Summary: NAS with RL
Contents
Download the paper
What is the paper about?
- The paper introduces Neural Architecture Search (NAS), a method that uses a RNN as a “controller” to automatically generate neural network architectures.
- The controller is trained via reinforcement learning, with the validation accuracy of the “child network” serving as the reward signal.
- It demonstrates the ability to discover architectures for both convolutional (CIFAR-10) and recurrent networks (Penn Treebank) that rival or surpass human-designed models.
What is new about this specific paper, compared to prior work?
- It proposes a flexible controller RNN that can sample variable-length architecture descriptions, expanding beyond fixed hyperparameter settings seen in standard Bayesian or random search methods.

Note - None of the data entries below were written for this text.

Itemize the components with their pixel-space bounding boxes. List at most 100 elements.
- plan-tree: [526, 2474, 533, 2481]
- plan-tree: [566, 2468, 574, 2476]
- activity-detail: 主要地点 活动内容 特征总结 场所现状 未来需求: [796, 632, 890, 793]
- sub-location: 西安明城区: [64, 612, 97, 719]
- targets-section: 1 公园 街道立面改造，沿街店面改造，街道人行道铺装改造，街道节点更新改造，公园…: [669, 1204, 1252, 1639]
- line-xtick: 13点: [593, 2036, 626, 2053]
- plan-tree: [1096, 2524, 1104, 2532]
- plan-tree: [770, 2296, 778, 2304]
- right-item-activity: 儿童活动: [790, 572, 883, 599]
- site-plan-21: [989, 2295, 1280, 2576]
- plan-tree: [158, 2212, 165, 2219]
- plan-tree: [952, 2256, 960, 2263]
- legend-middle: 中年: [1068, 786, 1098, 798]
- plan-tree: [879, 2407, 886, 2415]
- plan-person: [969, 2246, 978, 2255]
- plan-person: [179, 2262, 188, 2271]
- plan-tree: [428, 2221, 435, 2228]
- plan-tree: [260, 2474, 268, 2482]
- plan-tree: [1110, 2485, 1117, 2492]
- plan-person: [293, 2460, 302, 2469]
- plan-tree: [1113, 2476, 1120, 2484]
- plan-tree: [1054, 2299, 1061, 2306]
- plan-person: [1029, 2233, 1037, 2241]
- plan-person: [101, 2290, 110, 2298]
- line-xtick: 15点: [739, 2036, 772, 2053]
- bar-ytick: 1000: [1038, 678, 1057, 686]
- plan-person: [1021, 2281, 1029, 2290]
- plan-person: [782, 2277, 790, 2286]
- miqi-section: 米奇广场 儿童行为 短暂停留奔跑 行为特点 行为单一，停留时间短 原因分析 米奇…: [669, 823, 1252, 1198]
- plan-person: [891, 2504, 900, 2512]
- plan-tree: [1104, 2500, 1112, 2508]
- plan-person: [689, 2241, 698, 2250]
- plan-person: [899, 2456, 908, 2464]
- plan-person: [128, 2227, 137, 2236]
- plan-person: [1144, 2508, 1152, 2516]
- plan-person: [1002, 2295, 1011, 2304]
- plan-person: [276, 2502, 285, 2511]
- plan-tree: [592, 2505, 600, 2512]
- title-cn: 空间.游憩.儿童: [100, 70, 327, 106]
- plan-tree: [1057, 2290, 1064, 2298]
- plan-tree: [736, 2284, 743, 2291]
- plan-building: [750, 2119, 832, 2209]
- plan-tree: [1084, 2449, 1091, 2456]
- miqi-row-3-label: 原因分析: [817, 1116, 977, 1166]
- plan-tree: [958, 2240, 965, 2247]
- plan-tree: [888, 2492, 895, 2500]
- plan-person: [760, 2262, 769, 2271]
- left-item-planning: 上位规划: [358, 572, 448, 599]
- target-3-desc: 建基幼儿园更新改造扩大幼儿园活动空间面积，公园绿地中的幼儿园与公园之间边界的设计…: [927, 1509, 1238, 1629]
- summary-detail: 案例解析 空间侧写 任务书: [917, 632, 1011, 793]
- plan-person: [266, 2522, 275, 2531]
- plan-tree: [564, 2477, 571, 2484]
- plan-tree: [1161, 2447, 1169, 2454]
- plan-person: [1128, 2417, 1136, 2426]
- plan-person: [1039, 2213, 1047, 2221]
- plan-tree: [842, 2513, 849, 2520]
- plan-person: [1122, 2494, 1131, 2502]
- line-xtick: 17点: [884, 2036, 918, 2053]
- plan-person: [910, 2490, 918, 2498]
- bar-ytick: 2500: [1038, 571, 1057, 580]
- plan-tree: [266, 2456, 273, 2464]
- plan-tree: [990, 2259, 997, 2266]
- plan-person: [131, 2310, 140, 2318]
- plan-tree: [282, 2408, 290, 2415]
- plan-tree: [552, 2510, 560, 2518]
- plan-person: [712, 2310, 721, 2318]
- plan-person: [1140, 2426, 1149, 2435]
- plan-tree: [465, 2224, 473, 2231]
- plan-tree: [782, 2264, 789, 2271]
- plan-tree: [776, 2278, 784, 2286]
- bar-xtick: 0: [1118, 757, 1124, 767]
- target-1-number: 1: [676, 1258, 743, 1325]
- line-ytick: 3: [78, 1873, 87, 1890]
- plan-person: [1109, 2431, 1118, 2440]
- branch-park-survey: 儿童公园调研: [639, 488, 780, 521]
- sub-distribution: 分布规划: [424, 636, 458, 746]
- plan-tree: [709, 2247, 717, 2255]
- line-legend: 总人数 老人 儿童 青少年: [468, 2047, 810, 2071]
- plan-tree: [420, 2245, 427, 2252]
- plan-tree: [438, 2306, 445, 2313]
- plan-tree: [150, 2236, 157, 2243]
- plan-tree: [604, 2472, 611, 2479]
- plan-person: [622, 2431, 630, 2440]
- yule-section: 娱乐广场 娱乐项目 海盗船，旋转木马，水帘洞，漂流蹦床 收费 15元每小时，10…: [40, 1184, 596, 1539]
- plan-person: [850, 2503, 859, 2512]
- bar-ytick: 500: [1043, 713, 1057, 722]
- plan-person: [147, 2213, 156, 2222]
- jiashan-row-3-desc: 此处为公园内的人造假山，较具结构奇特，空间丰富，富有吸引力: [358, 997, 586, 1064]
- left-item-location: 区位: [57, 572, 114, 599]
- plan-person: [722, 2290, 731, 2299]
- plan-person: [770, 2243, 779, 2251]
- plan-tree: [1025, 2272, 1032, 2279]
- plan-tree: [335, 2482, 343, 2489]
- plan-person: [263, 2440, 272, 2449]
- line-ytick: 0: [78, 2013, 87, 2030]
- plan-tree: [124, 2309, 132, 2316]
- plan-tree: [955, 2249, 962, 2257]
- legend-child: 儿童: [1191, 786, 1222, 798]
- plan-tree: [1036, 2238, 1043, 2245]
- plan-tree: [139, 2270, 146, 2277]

- It applies RL to directly optimize architectures for higher validation accuracy, rather than relying on supervised signals or manual heuristics.
- It shows state-of-the-art performance on CIFAR-10 and Penn Treebank, suggesting the automatically discovered architectures can compete with the best human-engineered models.
What experiments were run to support the arguments in this paper?
CIFAR-10 image classification:
- The authors let the controller search for convolutional networks with optional skip connections and pooling layers.
- The discovered architectures were trained and tested, achieving error rates better than leading manually designed networks.
Penn Treebank language modeling:
- The controller was used to search for novel recurrent cell architectures (beyond LSTM).
- The best discovered cell achieved test perplexities better than previous state-of-the-art models.
- The authors also tested the new cell on character-level language modeling (still on PTB) and briefly on a machine translation task (GNMT framework), showing further performance gains.
What are the shortcomings/limitations of this paper?
- Training thousands of candidate architectures is extremely expensive, even with large-scale parallel resources.
- Although the search space is large, it is still constrained by the design choices (e.g., certain filter sizes, skip-connection types, or cell structures).
- While the discovered architectures worked well on CIFAR-10 and PTB, there is no guarantee they are optimal for other datasets or tasks.
- Setting up distributed reinforcement learning for large-scale architecture search requires significant engineering effort.
What is a reasonable next step to build upon this paper?
- Investigate more efficient or sample-efficient search strategies, such as weight-sharing, early stopping, or more advanced reinforcement learning algorithms.
- Incorporate more types of layers or operations (e.g., attention mechanisms, dynamic routing) while keeping the search process tractable.
- Explore ways to transfer discovered architectures across tasks, possibly adapting or fine-tuning them with minimal retraining.
- Searching architectures under memory, latency, or power constraints to make the method more practical for real-world applications.
Appendix
- CIFAR-10: A benchmark image classification dataset containing 60,000
32×32
color images in 10 classes. - Penn Treebank (PTB): A benchmark dataset for language modeling used to evaluate the performance of RNN.
- Weight Sharing: Reusing the same weights across different parts of the network to reduce computational cost during the search process.